Auswertung der Antwort der Bundesregierung auf die Kleine Anfrage „Befristete Beschäftigung im öffentlichen Dienst“ (BT-Drs. 18/7342) von Jutta Krellmann u.a. und der Fraktion DIE LINKE. im Bundestag

Der demografische Wandel im öffentlichen Dienst ist im vollen Gang. Obwohl ein Großteil der Beschäftigten bald in Rente geht, verhält sich der Staat kontraproduktiv und befristet systematisch den Nachwuchs. Mehr als eine halbe Million Menschen (545.000) werden im öffentlichen Dienst nur befristet angestellt. Dies entspricht einer Quote von 10 Prozent.

Der Anteil der sachgrundlos befristet Beschäftigten im öffentlichen Dienst hat sich in den letzten zehn Jahren verdoppelt. 2004 gab es bei 17,5 Prozent der befristet Beschäftigten keinen sachlichen Grund für die Befristung, im Jahr 2013 bei 35,7 Prozent. In absoluten Zahlen kam es in diesem Zeitraum zu einer Verdreifachung: von 46.000 auf 150.000 sachgrundlos befristete Beschäftigte.

Im öffentlichen Dienst werden bis zum Jahr 2020 17,7 Prozent der jetzigen Beschäftigten in Rente gehen, im Jahr 2030 werden im Vergleich zu heute sogar fast die Hälfte (48,7 Prozent) der derzeit Beschäftigten ausgeschieden sein. Trotzdem erfolgt nahezu jede zweite Neueinstellung im öffentlichen Dienst befristet: Der Anteil der befristeten Neueinstellungen lag 2014 im öffentlichen Dienst bei 48,6 Prozent, in der Privatwirtschaft im gleichen Jahr bei 31 Prozent.

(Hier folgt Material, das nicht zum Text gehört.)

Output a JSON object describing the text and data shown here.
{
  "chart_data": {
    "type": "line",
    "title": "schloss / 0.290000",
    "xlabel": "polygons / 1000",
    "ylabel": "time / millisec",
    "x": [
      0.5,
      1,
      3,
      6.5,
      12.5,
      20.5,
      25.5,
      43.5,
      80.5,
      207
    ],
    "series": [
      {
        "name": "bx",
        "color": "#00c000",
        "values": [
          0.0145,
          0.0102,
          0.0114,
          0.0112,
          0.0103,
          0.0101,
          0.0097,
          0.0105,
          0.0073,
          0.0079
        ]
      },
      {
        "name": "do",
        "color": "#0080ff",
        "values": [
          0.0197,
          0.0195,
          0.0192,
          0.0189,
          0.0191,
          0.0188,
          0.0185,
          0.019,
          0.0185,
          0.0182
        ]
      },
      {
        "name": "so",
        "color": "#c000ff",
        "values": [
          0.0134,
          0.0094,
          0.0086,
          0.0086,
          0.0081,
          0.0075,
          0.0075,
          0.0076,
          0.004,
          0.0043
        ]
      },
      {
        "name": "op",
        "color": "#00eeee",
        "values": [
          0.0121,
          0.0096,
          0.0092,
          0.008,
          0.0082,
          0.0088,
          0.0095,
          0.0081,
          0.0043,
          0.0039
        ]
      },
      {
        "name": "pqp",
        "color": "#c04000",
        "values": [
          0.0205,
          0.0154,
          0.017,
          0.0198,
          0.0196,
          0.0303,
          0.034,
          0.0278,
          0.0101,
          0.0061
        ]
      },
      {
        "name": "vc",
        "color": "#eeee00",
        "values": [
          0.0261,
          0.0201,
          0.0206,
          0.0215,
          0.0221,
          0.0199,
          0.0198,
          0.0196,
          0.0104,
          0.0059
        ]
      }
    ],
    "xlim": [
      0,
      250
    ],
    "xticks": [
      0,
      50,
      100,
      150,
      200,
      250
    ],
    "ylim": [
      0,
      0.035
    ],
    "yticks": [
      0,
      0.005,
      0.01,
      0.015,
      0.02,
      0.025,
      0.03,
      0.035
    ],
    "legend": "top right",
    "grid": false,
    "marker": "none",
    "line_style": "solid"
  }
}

Die Hälfte (49,9 Prozent) der befristet Beschäftigten im öffentlichen Dienst 2014 war 25 bis 34 Jahre alt, über ein Zehntel (11,3 Prozent) unter 25 Jahre.

Zusätzlich hat sich die Befristungsdauer der 25- bis 34-jährigen von 31,1 (2004) auf 35 Monate erhöht (2014): Damit sind diese Beschäftigten im öffentlichen Dienst fast drei Jahre im Durchschnitt befristet und liegen damit fast 2 Jahre über der Befristungsdauer in der Privatwirtschaft. Die Befristungsdauer im öffentlichen Dienst steigt insgesamt: Von durchschnittlich 34,4 Monaten in 2004 auf 38,2 Monate in 2014. Die durchschnittliche Beschäftigungsdauer in der Privatwirtschaft liegt somit 1,5 Jahre unter der im öffentlichen Dienst. Beschäftigte, die 45 Jahre oder älter sind, haben die längsten Befristungsdauern von fast 5 Jahren (57,1 Monate). Dieser Wert ist seit 2004 unverändert hoch und war zwischenzeitlich noch höher.

Dazu erklärt Jutta Krellmann, gewerkschaftspolitische Sprecherin der Fraktion DIE LINKE im Bundestag:

„Mit den erfahrenen Beschäftigten geht langfristig auch deren Wissen mit in Rente. Kein Wunder, dass die Arbeit im öffentlichen Dienst für junge Leute unattraktiv ist und sie nicht befristet arbeiten wollen. Gutes qualifiziertes Personal bekommt man auf Dauer nur durch gute Arbeit und gute Entlohnung. Der Staat investiert über Jahre nicht in die Beschäftigten seiner Verwaltung, stopft reflexartig Löcher und macht sich so auf Dauer überflüssig. Der Ausverkauf hat begonnen, die Verwaltung soll genauso privatisiert werden, wie die öffentliche Daseinsvorsorge. Das ist Outsourcing öffentlicher Aufgaben nach neoliberaler Blaupause; ergo staatlich organisiertes Management by Chaos. Und dieses Chaos erleben wir derzeit in der ganzen Republik in Echtzeit.“

 

Die 64-seitige Antwort der Bundesregierung finden Sie hier.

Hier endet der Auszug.